Я захотел повидаться с нею, как только что с ее маленькими родителями.

Я захотел, чтоб ее глазки вошли, зоркие, в мои и рассмеялись бы. Я наклонялся над нею все ниже и ниже, пока не ощутил слабое тепло туго запеленатого тельца. И мне сделалось жутко и невозможно тоскливо: ребенок смотрел сквозь меня, безмятежно вверх, в небо с простыми снежинками. Он важно, медленно разглядывал эту бездну, опрокинутую над ним. Узкоглазый чуркистанчик, никто никогда не научит его говорить на родном языке. Вырастет немым.

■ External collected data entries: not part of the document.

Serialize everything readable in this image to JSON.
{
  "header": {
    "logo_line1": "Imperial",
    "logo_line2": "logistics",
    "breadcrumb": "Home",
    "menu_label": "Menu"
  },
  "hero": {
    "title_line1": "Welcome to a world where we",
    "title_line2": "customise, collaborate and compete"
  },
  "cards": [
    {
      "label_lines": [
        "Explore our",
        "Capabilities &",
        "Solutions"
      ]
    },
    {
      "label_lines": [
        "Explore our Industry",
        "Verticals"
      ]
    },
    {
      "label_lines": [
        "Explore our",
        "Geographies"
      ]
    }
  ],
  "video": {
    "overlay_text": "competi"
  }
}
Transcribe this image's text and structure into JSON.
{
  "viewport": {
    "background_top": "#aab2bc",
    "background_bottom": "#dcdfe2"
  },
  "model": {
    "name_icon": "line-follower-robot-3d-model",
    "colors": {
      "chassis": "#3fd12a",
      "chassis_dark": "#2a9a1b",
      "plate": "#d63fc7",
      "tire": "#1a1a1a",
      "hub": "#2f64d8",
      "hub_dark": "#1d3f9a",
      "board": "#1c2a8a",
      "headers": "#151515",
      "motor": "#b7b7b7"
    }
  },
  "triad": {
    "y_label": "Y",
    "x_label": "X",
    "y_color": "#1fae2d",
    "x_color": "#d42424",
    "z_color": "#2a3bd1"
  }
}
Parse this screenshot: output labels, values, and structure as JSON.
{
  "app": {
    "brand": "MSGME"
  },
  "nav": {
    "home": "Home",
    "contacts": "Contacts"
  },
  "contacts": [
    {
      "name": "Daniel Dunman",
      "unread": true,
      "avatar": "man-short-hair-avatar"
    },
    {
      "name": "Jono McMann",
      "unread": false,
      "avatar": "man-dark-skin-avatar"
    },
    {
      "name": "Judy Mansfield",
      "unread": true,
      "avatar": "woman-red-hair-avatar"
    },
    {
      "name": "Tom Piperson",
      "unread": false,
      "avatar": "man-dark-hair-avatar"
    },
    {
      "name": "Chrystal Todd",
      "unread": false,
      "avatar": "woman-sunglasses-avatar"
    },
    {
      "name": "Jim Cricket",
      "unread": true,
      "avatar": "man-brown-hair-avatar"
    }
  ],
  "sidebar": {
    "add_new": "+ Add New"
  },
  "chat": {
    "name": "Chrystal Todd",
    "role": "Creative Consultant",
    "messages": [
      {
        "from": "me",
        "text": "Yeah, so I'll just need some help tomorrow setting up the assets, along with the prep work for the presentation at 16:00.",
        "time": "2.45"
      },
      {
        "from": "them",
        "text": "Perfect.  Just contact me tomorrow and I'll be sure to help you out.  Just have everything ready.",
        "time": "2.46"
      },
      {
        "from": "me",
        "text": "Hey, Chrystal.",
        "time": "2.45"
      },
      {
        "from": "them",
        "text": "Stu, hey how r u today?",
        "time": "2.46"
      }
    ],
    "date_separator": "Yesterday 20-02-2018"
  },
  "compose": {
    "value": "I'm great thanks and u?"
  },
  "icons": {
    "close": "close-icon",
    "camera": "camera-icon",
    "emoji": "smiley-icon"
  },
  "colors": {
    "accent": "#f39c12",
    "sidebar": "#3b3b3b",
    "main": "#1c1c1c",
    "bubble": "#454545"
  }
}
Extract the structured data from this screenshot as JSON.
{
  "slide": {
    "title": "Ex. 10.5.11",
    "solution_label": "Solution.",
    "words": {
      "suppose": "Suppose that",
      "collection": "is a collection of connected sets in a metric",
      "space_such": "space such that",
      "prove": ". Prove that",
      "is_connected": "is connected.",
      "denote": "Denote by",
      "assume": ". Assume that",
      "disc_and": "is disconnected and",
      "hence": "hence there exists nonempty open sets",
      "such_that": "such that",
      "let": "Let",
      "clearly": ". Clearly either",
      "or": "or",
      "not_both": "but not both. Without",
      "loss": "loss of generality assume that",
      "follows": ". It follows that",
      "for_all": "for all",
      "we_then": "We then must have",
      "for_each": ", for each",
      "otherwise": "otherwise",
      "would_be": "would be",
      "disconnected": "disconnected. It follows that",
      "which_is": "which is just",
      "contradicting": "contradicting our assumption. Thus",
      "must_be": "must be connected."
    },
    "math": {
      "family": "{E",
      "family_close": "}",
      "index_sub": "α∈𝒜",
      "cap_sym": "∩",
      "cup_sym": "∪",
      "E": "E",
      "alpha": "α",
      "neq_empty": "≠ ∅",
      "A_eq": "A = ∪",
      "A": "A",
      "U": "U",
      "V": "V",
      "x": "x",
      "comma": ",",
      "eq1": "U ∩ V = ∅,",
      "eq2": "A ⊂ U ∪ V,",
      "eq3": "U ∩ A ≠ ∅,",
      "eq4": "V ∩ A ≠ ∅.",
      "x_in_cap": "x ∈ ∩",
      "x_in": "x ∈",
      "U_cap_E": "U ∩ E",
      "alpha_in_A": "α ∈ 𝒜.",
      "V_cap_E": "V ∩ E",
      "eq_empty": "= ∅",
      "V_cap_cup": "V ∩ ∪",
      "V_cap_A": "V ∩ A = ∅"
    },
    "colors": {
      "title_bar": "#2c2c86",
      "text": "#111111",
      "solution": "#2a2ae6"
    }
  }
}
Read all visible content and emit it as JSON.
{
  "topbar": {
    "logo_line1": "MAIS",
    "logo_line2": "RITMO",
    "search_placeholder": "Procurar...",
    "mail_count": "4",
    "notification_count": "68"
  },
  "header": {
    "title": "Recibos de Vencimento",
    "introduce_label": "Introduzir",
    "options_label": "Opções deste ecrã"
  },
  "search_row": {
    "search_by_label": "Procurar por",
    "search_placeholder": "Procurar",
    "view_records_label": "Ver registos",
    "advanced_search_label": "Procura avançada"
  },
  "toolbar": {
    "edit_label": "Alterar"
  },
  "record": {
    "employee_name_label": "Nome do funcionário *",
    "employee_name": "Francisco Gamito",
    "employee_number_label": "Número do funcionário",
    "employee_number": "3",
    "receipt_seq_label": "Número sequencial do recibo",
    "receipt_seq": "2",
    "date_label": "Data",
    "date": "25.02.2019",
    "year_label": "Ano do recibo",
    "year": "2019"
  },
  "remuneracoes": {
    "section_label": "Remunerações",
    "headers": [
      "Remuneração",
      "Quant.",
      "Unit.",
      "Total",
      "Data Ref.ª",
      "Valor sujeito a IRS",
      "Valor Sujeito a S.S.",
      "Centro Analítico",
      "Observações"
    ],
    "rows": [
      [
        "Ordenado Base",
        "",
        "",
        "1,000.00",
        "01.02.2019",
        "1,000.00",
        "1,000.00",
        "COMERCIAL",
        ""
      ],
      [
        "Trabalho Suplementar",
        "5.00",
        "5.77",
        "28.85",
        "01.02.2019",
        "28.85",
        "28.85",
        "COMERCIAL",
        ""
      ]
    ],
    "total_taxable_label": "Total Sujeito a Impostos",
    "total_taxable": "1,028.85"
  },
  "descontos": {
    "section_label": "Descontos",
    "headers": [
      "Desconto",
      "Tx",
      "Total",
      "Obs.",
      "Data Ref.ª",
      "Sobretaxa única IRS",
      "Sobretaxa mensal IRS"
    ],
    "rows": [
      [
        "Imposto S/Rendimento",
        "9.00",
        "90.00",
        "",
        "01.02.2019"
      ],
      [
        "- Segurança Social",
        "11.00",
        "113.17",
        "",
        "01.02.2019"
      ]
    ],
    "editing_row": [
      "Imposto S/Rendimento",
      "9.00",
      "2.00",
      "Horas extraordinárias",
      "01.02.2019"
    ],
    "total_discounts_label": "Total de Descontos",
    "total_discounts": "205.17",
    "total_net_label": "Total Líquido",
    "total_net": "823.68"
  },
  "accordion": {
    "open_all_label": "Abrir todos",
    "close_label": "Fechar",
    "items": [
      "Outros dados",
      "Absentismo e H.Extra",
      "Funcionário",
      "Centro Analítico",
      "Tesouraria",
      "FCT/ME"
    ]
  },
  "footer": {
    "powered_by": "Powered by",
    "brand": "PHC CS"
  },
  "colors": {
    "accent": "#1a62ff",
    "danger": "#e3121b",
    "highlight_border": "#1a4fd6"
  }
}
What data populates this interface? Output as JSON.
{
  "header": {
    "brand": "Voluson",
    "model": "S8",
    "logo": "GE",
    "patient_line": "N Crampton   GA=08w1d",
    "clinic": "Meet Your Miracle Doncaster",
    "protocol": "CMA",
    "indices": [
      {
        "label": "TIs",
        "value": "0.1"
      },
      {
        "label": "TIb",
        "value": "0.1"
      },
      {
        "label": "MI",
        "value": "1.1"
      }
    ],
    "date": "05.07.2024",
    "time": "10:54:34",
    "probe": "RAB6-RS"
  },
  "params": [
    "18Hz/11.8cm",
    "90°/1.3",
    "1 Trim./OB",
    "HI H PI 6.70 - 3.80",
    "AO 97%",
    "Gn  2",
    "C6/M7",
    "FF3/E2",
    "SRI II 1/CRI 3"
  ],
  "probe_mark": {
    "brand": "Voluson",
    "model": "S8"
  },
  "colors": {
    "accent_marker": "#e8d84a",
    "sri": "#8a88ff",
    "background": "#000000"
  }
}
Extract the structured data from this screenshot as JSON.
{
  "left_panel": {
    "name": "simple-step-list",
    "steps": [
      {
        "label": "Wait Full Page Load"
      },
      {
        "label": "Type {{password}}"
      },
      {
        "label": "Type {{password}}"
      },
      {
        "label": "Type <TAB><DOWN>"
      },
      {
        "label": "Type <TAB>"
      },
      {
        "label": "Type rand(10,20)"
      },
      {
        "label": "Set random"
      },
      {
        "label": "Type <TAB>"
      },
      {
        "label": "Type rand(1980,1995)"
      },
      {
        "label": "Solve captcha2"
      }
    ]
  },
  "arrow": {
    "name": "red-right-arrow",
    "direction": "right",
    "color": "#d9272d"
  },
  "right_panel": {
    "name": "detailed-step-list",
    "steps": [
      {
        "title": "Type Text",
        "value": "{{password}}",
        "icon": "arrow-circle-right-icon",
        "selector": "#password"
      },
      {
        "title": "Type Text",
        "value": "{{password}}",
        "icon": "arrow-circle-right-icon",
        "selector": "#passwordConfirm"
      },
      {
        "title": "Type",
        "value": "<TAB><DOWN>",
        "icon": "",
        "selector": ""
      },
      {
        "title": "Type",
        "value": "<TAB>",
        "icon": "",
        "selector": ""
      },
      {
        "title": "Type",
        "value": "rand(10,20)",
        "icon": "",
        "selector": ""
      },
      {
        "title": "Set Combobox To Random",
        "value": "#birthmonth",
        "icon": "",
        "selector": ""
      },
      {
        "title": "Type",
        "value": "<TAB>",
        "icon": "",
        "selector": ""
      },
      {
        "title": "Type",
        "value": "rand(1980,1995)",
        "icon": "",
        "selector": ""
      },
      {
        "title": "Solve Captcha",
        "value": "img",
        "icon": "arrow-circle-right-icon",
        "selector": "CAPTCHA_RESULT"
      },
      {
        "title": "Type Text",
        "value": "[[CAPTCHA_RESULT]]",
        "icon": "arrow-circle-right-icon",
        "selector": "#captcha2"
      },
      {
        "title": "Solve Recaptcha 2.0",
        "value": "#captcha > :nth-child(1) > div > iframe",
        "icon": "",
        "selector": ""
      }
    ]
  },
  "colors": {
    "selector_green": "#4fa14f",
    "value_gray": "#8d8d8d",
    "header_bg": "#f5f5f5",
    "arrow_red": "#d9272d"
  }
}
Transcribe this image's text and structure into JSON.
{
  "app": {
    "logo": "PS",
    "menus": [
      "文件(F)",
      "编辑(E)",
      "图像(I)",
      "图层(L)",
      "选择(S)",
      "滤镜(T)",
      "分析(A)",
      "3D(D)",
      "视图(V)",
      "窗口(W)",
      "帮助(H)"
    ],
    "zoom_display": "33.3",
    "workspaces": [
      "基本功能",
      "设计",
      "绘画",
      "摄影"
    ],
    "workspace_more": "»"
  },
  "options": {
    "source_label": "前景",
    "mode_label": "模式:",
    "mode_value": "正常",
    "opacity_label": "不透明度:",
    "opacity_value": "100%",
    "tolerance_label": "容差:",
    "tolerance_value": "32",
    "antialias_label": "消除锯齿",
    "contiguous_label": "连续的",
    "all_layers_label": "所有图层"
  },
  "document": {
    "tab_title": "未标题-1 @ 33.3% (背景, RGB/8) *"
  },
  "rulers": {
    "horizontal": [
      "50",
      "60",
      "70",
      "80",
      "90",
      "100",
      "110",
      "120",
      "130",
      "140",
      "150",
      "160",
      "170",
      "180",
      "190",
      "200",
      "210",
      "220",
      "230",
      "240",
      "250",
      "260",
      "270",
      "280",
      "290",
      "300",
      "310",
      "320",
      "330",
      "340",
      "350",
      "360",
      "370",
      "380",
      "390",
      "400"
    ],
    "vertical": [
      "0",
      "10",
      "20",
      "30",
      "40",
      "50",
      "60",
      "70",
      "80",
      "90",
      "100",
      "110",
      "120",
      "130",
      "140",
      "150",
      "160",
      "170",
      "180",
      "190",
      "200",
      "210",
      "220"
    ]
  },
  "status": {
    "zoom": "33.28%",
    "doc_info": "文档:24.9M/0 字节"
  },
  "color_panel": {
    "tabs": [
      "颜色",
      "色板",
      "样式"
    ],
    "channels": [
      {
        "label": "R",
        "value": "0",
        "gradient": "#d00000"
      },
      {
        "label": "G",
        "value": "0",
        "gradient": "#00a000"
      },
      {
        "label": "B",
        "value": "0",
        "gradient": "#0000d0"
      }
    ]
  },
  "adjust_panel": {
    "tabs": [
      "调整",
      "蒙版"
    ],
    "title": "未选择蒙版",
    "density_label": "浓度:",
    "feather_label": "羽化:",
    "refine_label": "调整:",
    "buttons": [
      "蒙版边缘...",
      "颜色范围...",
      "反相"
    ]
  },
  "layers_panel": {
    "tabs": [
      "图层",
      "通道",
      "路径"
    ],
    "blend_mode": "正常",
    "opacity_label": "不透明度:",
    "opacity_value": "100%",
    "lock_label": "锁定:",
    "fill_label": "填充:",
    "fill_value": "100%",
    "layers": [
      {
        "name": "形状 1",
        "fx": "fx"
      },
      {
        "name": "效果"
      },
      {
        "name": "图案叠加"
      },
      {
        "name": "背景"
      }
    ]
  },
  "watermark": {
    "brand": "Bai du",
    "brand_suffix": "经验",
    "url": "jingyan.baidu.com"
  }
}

Я стал ловить девочкин взгляд, хотя никто в мире еще не поймал взгляда младенца, но я очень старался, я понимал, что эта безграничная ласка младенческого взгляда — к миру вообще, жемчужно-серому безбрежному миру; он не различает еще отдельностей, только смутные тени света, волны тепла, к тому же я не знал, где я сам, кровь моя гудела, было уже больно от этого… но если девочка уловит зрачки мои, то мы увидимся наконец!

Бровки ее слегка дрогнули, съехались к переносице, она нахмурилась, надула щеки, завозилась, закряхтела… кровь моя пеленой встала перед глазами моими, но я не смел даже сморгнуть… девочка напряглась и совсем разозлилась на тугие тряпки, как богатырша, уперлась в них локтями, выгнулась, занюнила теплым баском. Окончательно проснувшись, она заморгала — еще чуть-чуть и мы встретимся!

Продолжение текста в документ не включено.